The joke isn't Kamra's punchlines—it's the idea that India still values free speech
There was a time when the world looked to India as a noisy, chaotic, but ultimately triumphant experiment in democratic resilience. Today, that same democracy is being quietly suffocated—not with a dramatic coup, but through a thousand careful cuts: a journalist murdered here, a comedian prosecuted there, and laws drafted to ensure no one makes too much noise about either.
The recent targeting of Kunal Kamra—a satirist whose real crime was reminding Indians that laughter can still be a form of dissent—reveals the absurdity of the moment. In a functioning democracy, his routines would be forgettable comedy club fodder. In today’s India, they’re treated as criminal provocations, worthy of police complaints and breathless panel debates about “limits.”

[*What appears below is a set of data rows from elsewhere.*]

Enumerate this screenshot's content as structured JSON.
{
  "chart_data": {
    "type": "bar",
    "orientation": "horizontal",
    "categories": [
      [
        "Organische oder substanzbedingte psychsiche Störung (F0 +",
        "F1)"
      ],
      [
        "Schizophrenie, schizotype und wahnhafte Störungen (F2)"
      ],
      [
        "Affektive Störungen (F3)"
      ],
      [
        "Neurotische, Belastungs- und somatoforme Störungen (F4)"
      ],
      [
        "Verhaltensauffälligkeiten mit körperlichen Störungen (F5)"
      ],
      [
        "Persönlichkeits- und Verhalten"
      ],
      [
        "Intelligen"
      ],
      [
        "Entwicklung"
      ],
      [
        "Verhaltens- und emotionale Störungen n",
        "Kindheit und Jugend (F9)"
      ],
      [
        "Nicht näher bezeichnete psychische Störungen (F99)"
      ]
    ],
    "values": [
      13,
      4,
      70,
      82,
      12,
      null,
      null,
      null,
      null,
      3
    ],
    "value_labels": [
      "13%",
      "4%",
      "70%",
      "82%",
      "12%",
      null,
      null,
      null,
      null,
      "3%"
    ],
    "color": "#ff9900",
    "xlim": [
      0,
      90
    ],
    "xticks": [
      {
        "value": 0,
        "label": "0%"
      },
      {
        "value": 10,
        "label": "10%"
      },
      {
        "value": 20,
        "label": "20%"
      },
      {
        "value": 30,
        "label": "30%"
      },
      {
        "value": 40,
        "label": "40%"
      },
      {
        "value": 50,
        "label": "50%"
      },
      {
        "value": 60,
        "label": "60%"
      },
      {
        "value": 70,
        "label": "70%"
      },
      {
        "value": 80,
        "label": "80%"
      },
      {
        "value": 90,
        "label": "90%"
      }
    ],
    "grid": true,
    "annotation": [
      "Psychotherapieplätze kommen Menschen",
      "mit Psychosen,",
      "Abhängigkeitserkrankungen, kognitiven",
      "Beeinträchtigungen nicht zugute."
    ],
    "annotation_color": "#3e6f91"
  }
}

Meanwhile, the killers of journalists like Mukesh Chandrakar operate with near impunity. Chandrakar, who reported on illegal mining until he was shot dead in Raigarh, represents the other end of this spectrum: not the harassment of high-profile critics, but the elimination of local truth-tellers who threaten powerful interests.
The Digital Personal Data Protection Act (DPDP) is the bureaucratic veneer over this crackdown. Sold as privacy legislation, it functions as a legal chokehold, allowing authorities to pull down critical reporting and trace anonymous dissenters with ease. It’s a pattern familiar to observers of democratic backsliding: first, intimidate the boldest voices; then, pass laws to control the rest.
What’s striking isn’t just the repression but the gaslighting that accompanies it. When journalists are killed, the discourse shifts to their 'alleged links' or 'unverified threats'. When comics are prosecuted, commentators muse about 'responsibility'. And when laws like the DPDP are challenged, the courts move glacially, as if democracy isn’t bleeding out in the meantime.
The numbers tell the story India’s officials won’t:
● A press freedom ranking (159th) is now below Pakistan and South Sudan.
● Over 10,000 sedition cases have been filed since 2014, most against activists and students.
● Freedom House reports that India’s government has become the world’s most aggressive democratic regime in demanding content removals, particularly criticism of BJP leadership.
This isn’t just India’s crisis. When the world’s largest democracy abandons free expression, it gives license to dictators everywhere. The tragedy is that India’s founders saw this coming. Ambedkar famously warned that constitutional rights are meaningless without a culture to sustain them—a prophecy now fulfilled as mobs attack comedians while waving the very Constitution they betray.
Kunal Kamra, holding aloft that document at the end of his set, exposed the regime’s hypocrisy: “This book allows me to do what I do. In its framework, we can say anything.”
Yet the same state that sanctimoniously invokes “constitutional values” granted bail to all 12 accused in the Habitat Studio vandalism—including a Shinde faction leader—despite their arrest under non-bailable charges for rioting and destroying Habitat Studio.
The question isn’t whether India will wake up to the damage, but whether it’ll do so before the last dissenting voice falls silent. Because once a democracy loses the capacity for self-criticism, it’s no longer a democracy at all—just a hollowed-out state going through the motions. As the noose tightens around free speech, we must ask: When journalists are killed with impunity and comics are prosecuted for jokes, what space remains for democratic dissent? The answer, increasingly, appears to be none at all. In the end, the joke isn't Kamra's punchlines—it's the idea that India still values free speech. And that's not funny at all.